Вталкивают Альбертаса на порог, потом в сени, потом в избу, где все разворошено, сдвинуто, — как было утром, так и осталось. Толпа входит за убийцей следом, гудит, что-то выкрикивает.
— На колени, гадюка!
Альбертас, белый как мел, смотрит на лужу крови под ногами, кусает посиневшие губы, и его руки, связанные за спиной, судорожно дрожат. Серое лицо искривлено гримасой, кажется, Гайлюс-младший вот-вот нахально улыбнется, но нет, затряс подбородком, заморгал глазами, и на ресницах слезы повисли.
— Гляньте-ка, гляньте-ка, совесть у него заговорила!
— Артист!
— На колени, кому сказано, отцеубийца! — наперебой, все более ожесточаясь, выкрикивают в толпе.
Альбертас как будто только сейчас соображает, что случилось.
— Да вы что, рехнулись?! Как же это я сам, своими руками, родителей!.. Идиоты!.. — кричит он, пытаясь вывернуться из рук конвоиров.
— Ишь какой! Еще и ругается…
— Вытер окровавленные руки о девкин подол и думает, все поверят…
— В зубы ему!
И кто-то послушался, съездил. Теперь и впрямь из носа красная струйка потекла.
— Ладно, Пирсдягис, я тебе этого не прощу. Припомню!
— Вот тебе есце! Вдобавок! — и Пирсдягис, подпрыгнув, как петушок, плюет Альбертасу в лицо. — Нам, дягимайцам, этого только не хватало — собственного отцеубийцы. Пулю в лоб — и все! Вот так, — добавляет сон по-русски.
— Граждане, соблюдайте порядок и спокойствие! — пытаются утихомирить толпу милиционеры, протискиваясь сквозь ее заслон. — Что это за самосуд? Для этого есть закон. Гражданин Альбертас Гайлюс, вы арестованы по подозрению… А вы, гражданин Пирс… Пирс… Пирс…
— …Пирштдягис…
— А вам, гражданин Пирштдягис, положено десять суток за хулиганство.

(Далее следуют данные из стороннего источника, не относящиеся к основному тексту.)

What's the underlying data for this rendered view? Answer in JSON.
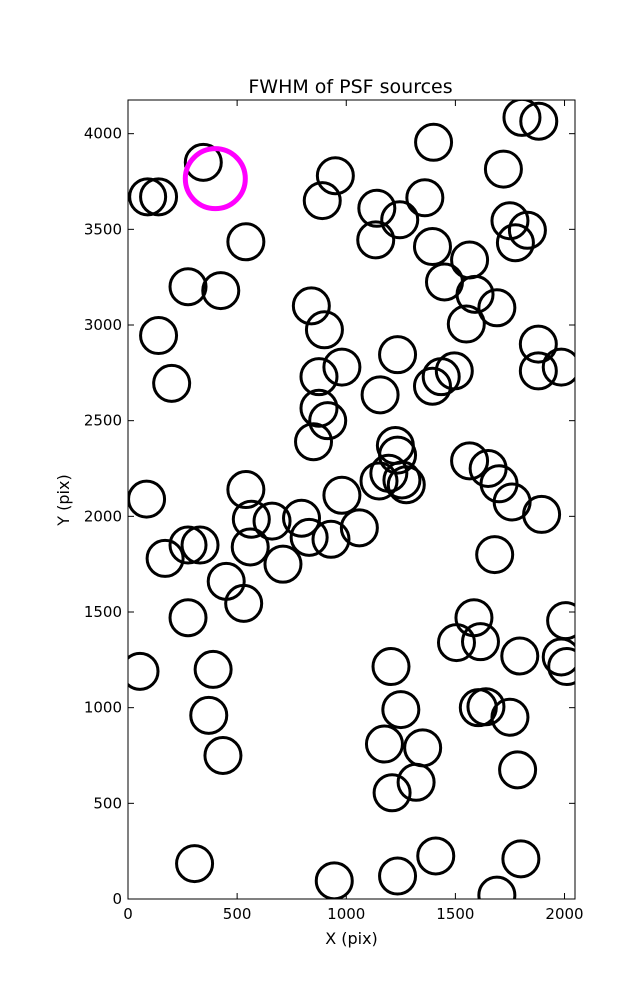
{
  "chart_data": {
    "type": "scatter",
    "title": "FWHM of PSF sources",
    "xlabel": "X (pix)",
    "ylabel": "Y (pix)",
    "xlim": [
      0,
      2048
    ],
    "ylim": [
      0,
      4176
    ],
    "xticks": [
      0,
      500,
      1000,
      1500,
      2000
    ],
    "yticks": [
      0,
      500,
      1000,
      1500,
      2000,
      2500,
      3000,
      3500,
      4000
    ],
    "grid": false,
    "marker": "open circle",
    "source_color": "#000000",
    "highlight_color": "#ff00ff",
    "series": [
      {
        "points": [
          [
            1805,
            4085
          ],
          [
            1882,
            4065
          ],
          [
            1400,
            3955
          ],
          [
            1720,
            3815
          ],
          [
            345,
            3850
          ],
          [
            90,
            3670
          ],
          [
            140,
            3670
          ],
          [
            950,
            3780
          ],
          [
            890,
            3650
          ],
          [
            1360,
            3665
          ],
          [
            1140,
            3610
          ],
          [
            1245,
            3550
          ],
          [
            1135,
            3445
          ],
          [
            1750,
            3545
          ],
          [
            1830,
            3495
          ],
          [
            1775,
            3430
          ],
          [
            540,
            3435
          ],
          [
            1395,
            3410
          ],
          [
            1565,
            3340
          ],
          [
            1450,
            3225
          ],
          [
            1590,
            3160
          ],
          [
            275,
            3200
          ],
          [
            425,
            3180
          ],
          [
            840,
            3100
          ],
          [
            1690,
            3090
          ],
          [
            900,
            2975
          ],
          [
            140,
            2945
          ],
          [
            1550,
            3005
          ],
          [
            1880,
            2900
          ],
          [
            1235,
            2845
          ],
          [
            980,
            2780
          ],
          [
            875,
            2730
          ],
          [
            1495,
            2760
          ],
          [
            1880,
            2760
          ],
          [
            1985,
            2780
          ],
          [
            1435,
            2730
          ],
          [
            1395,
            2680
          ],
          [
            1155,
            2635
          ],
          [
            200,
            2695
          ],
          [
            875,
            2565
          ],
          [
            915,
            2500
          ],
          [
            850,
            2390
          ],
          [
            1225,
            2370
          ],
          [
            1235,
            2320
          ],
          [
            1565,
            2290
          ],
          [
            1650,
            2250
          ],
          [
            1700,
            2170
          ],
          [
            1760,
            2075
          ],
          [
            1895,
            2010
          ],
          [
            1195,
            2225
          ],
          [
            1150,
            2185
          ],
          [
            1255,
            2190
          ],
          [
            1275,
            2165
          ],
          [
            540,
            2140
          ],
          [
            85,
            2090
          ],
          [
            980,
            2110
          ],
          [
            565,
            1985
          ],
          [
            660,
            1975
          ],
          [
            795,
            1990
          ],
          [
            830,
            1890
          ],
          [
            930,
            1880
          ],
          [
            1060,
            1940
          ],
          [
            275,
            1850
          ],
          [
            330,
            1850
          ],
          [
            170,
            1780
          ],
          [
            560,
            1840
          ],
          [
            710,
            1750
          ],
          [
            1680,
            1800
          ],
          [
            450,
            1660
          ],
          [
            530,
            1545
          ],
          [
            275,
            1470
          ],
          [
            1585,
            1470
          ],
          [
            1505,
            1340
          ],
          [
            1615,
            1345
          ],
          [
            2005,
            1455
          ],
          [
            1795,
            1270
          ],
          [
            1985,
            1265
          ],
          [
            2010,
            1215
          ],
          [
            55,
            1190
          ],
          [
            390,
            1200
          ],
          [
            1205,
            1215
          ],
          [
            1605,
            1000
          ],
          [
            1640,
            1005
          ],
          [
            1750,
            950
          ],
          [
            370,
            960
          ],
          [
            1250,
            990
          ],
          [
            1175,
            810
          ],
          [
            1350,
            790
          ],
          [
            435,
            750
          ],
          [
            1785,
            675
          ],
          [
            1210,
            555
          ],
          [
            1320,
            610
          ],
          [
            1410,
            225
          ],
          [
            305,
            185
          ],
          [
            1800,
            210
          ],
          [
            945,
            95
          ],
          [
            1235,
            120
          ],
          [
            1690,
            20
          ]
        ]
      },
      {
        "name": "highlight",
        "points": [
          [
            400,
            3765
          ]
        ]
      }
    ]
  }
}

Все трое, растолкав толпу, выходят во двор: первым — милиционер, за ним — Альбертас, за Альбертасом — второй милиционер. Вытягивая шею, Гайлюс-младший оглядывается, словно нож ищет, чтобы перерезать петлю, которую люди вот-вот накинут ему на шею. Нашел!
— Секретарь! Товарищ Гиринис! — кричит он. — Неужели вы верите, что я родного отца?
Растерянный Даниелюс делает знак милиционерам: ведите, мол, ведите…
— Погодите, я хочу знать: неужто и вы?.. — вырывается Альбертас.
— Успокойся, — раздраженно бросает Даниелюс. — Суд выяснит что к чему… Выяснит… Правду рано или поздно установят.
— Правду?! — орет Альбертас, подталкиваемый милиционерами. — Один два года правды в тюрьме ждал. Кто вернет мне время, погубленное до суда, кто рассчитается со мной за поруганную честь?
— Честь?! Ха, ха, ха! — прокатывается по двору дружный хохот. — А она у тебя когда-нибудь была?
— О чести надо было раньше думать, — доносится голос Ляонаса Бутгинаса. — Пока родители были живы. Пока ты их поносил, честил. Пока собственные делишки были для тебя дороже, чем жизнь отца и матери. Но чего от тебя хотеть, ведь ты плачешь не оттого, что они в морге, не оттого, что остался сиротой и никогда их больше не увидишь, а за свою шкуру… боишься.
— Будет он по ним плакать, если сам их зарезал…
— Паразит!
— Ублюдок! — тяжелыми камнями летят со всех сторон сердитые слова.
— А я не верю, что он их порешил…
Даниелюс оборачивается на голос: Робертас Марма. В одной рубахе, без шапки, наклонивший продолговатый лоснящийся череп. Гиринис не узнал бы банщика, если бы кто-то не окликнул его по имени, — до того он иссох, постарел, подурнел: глаза опухли, нос заострился, уши еще больше оттопырились. В глазах столько злости, насмешки и презрения, что смотреть противно.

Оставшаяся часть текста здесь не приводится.